Girls in a slum community are empowered through tech


Stairs inside of a mosque in Ghana lead up to a classroom full of tables and computers. Each week, the classroom located in Lima (a slum in Accra) transforms into a girl power tech session led by entrepreneur Regina Agyare.

Agyare, who is the founder of software development company Soronko Solutions, told CNN, “‘When the parents are praying [downstairs], we are teaching the girls upstairs.'” The businesswoman first met the girls in January of last year when she went to head a seminar as part of her mentorship program Tech Needs Girls. Agyare says she fell in love with the girls, “‘so I decided to set up a coding club and started having regular sessions.'”

The students are a part of Achievers Ghana, an education initiative started by Amadu Mohammad and Amina Ismael. Achievers in Ghana supports over 200 girls as they pursue their education, identifying vulnerable children and providing scholarships so that they can attend school.

Agyare has now evolved what was supposed to be one seminar into a weekly meetup where university women join her in teaching the Nima girls. About fifty girls in each class partner with their mentor to learn HTML.

Some of the students had never even used a computer before the meetups. “‘I definitely feel [technology] has given them more of a voice,'” Agyare said. “‘I feel like it’s allowed them to express themselves and interact with others… for them, it’s important to be heard.'”

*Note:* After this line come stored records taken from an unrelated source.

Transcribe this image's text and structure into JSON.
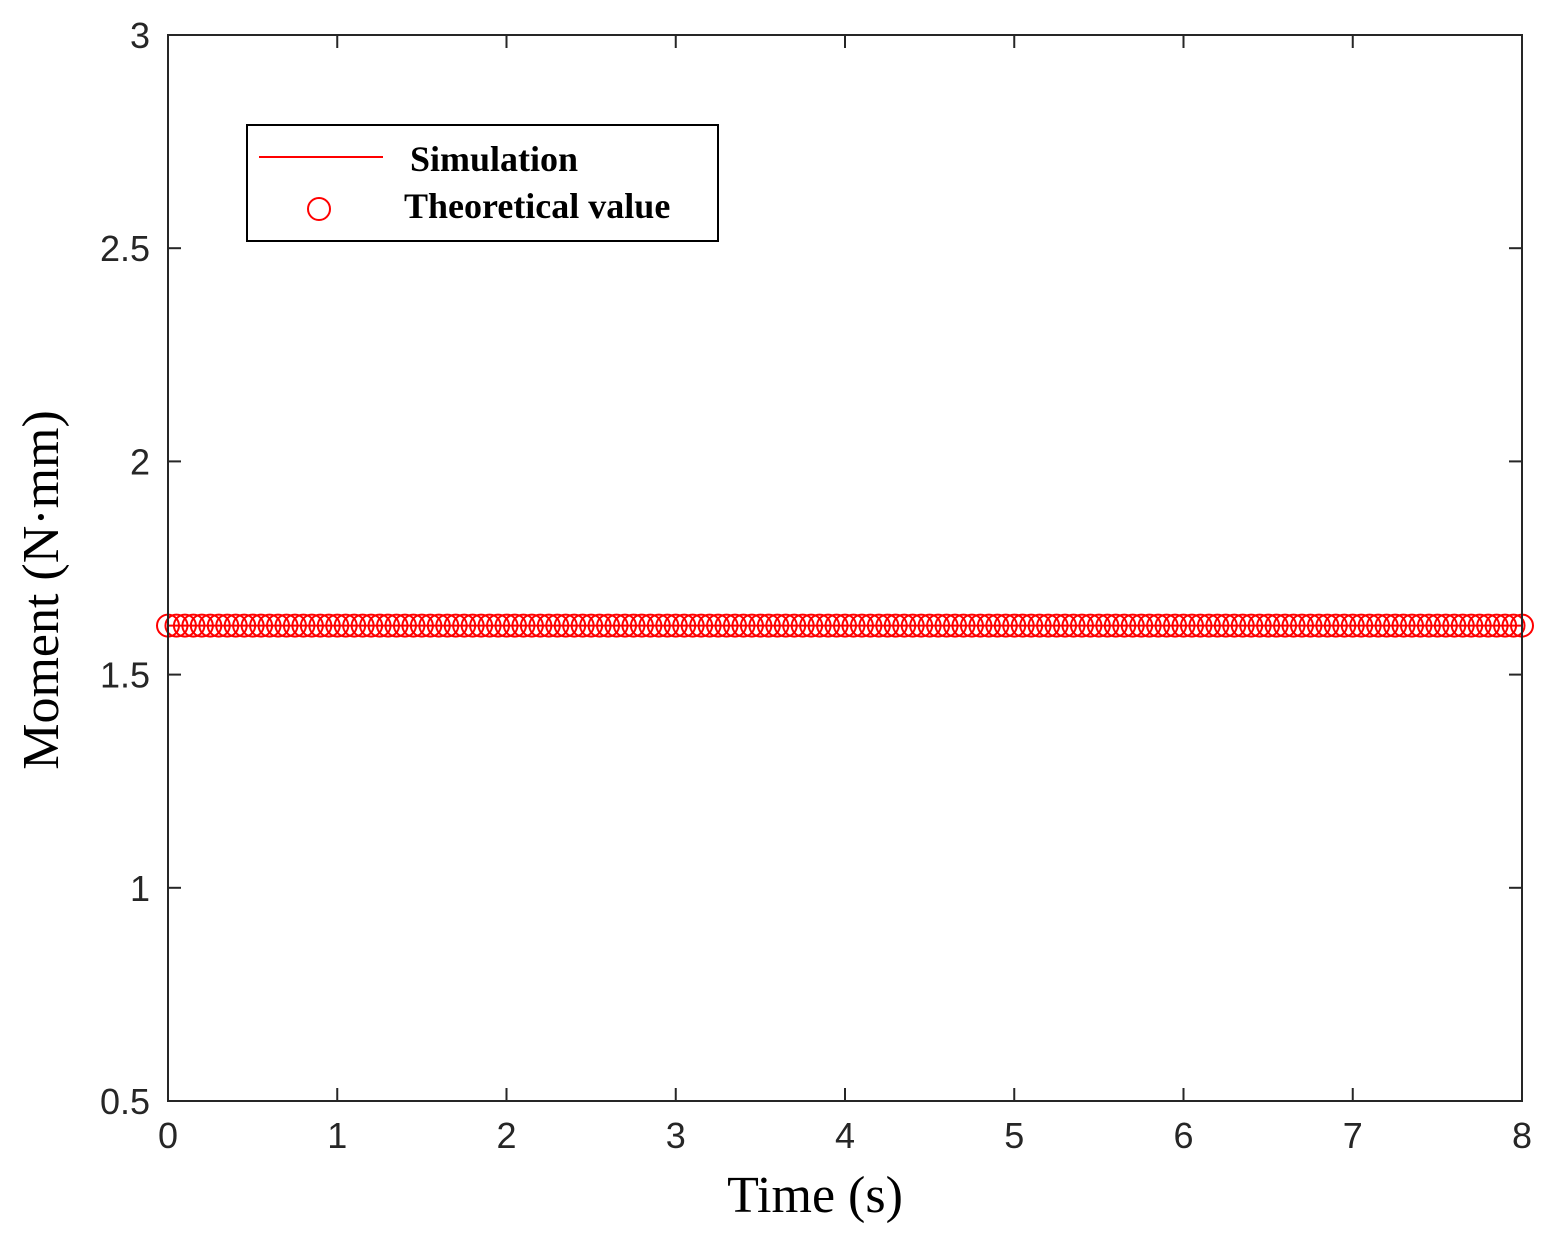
{
  "chart_data": {
    "type": "line",
    "xlabel": "Time (s)",
    "ylabel": "Moment (N·mm)",
    "xlim": [
      0,
      8
    ],
    "ylim": [
      0.5,
      3
    ],
    "xticks": [
      "0",
      "1",
      "2",
      "3",
      "4",
      "5",
      "6",
      "7",
      "8"
    ],
    "yticks": [
      "0.5",
      "1",
      "1.5",
      "2",
      "2.5",
      "3"
    ],
    "grid": false,
    "legend_position": "top-left",
    "series": [
      {
        "name": "Simulation",
        "style": "line",
        "color": "#ff0000",
        "x": [
          0,
          8
        ],
        "y": [
          1.615,
          1.615
        ]
      },
      {
        "name": "Theoretical value",
        "style": "marker-circle",
        "color": "#ff0000",
        "x_start": 0,
        "x_end": 8,
        "x_step": 0.05,
        "y_const": 1.615
      }
    ]
  }
}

The software developer was surprised when she received a letter from a local boy who expressed his dislike of her efforts to teach girls about computers and tech. As a solution and effort to confront gender expectations, Agyare decided to welcome boy students too. She explained that many of the boys perceive women as wives only. Introducing mixed gender classes, however, can potentially help boys “‘see a woman as a contributing person [within society].'”

The end goal is for Achievers Ghana students to have an opportunity to attend college. They are currently working on a scholarship program. “Agyare says the goal is not to turn every girl into software developers but to enable them to ‘use technology in whatever field they find themselves,'” CNN reports. She added that girls pursuing computer science “‘would be great,'” but ultimately she wants to help them maximize their potential and bring change to the community.